The PRiME Programme at the University of Southampton is hosting a two-day international symposium this week (17-18 January 2018).

The UK’s Engineering and Physical Science Research Council (EPSRC) has made significant investment over the last 5 years in the area of “many-core computing”. To celebrate and promote these research activities, PRiME has organised – and will feature in – the International Symposium Workshop on Many-Core Computing: Hardware and Software.

PRiME, is a five year £5.6m EPSRC funded research programme, which brings together Southampton, Imperial, Manchester and Newcastle universities with world-leading expertise in low power, highly-parallel, reconfigurable and dependable computing and verified software design. Working in collaboration with five companies and seven international visiting experts, PRiME is addressing the challenge of power consumption and reliability of future high-performance embedded systems utilising many-core processors.

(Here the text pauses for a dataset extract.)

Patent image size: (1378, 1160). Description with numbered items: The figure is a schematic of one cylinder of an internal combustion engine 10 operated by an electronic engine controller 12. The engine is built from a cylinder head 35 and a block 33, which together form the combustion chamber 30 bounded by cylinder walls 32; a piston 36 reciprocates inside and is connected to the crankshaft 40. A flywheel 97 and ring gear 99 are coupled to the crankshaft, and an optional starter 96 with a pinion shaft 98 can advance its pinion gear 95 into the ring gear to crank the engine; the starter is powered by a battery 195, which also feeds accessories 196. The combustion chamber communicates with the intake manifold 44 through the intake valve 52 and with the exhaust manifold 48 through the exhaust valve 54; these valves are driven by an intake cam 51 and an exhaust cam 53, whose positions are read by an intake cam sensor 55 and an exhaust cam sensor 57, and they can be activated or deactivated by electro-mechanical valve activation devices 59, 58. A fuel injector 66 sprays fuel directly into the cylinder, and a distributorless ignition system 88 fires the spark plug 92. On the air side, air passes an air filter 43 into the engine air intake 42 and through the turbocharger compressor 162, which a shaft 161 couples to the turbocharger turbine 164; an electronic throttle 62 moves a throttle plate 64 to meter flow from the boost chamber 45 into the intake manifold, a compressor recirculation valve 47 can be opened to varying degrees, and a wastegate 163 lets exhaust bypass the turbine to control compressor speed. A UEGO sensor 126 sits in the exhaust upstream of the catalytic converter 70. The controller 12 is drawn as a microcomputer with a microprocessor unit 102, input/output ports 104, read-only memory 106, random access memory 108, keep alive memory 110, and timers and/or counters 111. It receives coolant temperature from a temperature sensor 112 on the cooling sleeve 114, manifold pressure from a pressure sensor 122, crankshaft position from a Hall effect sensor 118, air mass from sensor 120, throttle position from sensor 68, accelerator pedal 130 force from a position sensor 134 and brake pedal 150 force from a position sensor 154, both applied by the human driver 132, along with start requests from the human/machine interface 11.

Its Director, Professor Bashir Al-Hashimi (Dean of the Faculty of Physical Sciences and Engineering at Southampton), says: “Energy efficient computing is at the heart of the digital world and PRiME, a strategically funded EPSRC project, has been researching and developing novel methods of significantly reducing energy consumption of computation. This by-invitation only international symposium brings together the leading researchers from academia and the industry from worldwide to share the latest research developments and debate the key future scientific challenges of high performance and energy efficient computing.”

Around 60 international experts from academia and industry will hear from 30 speakers and panellists. Participants have been invited from the UK and Northern Ireland, Germany, Switzerland, France, US and China as well as from companies including ARM, Microsoft and Intel.

The symposium will be followed by the final PRiME Advisory Board as it enters the last year of the project.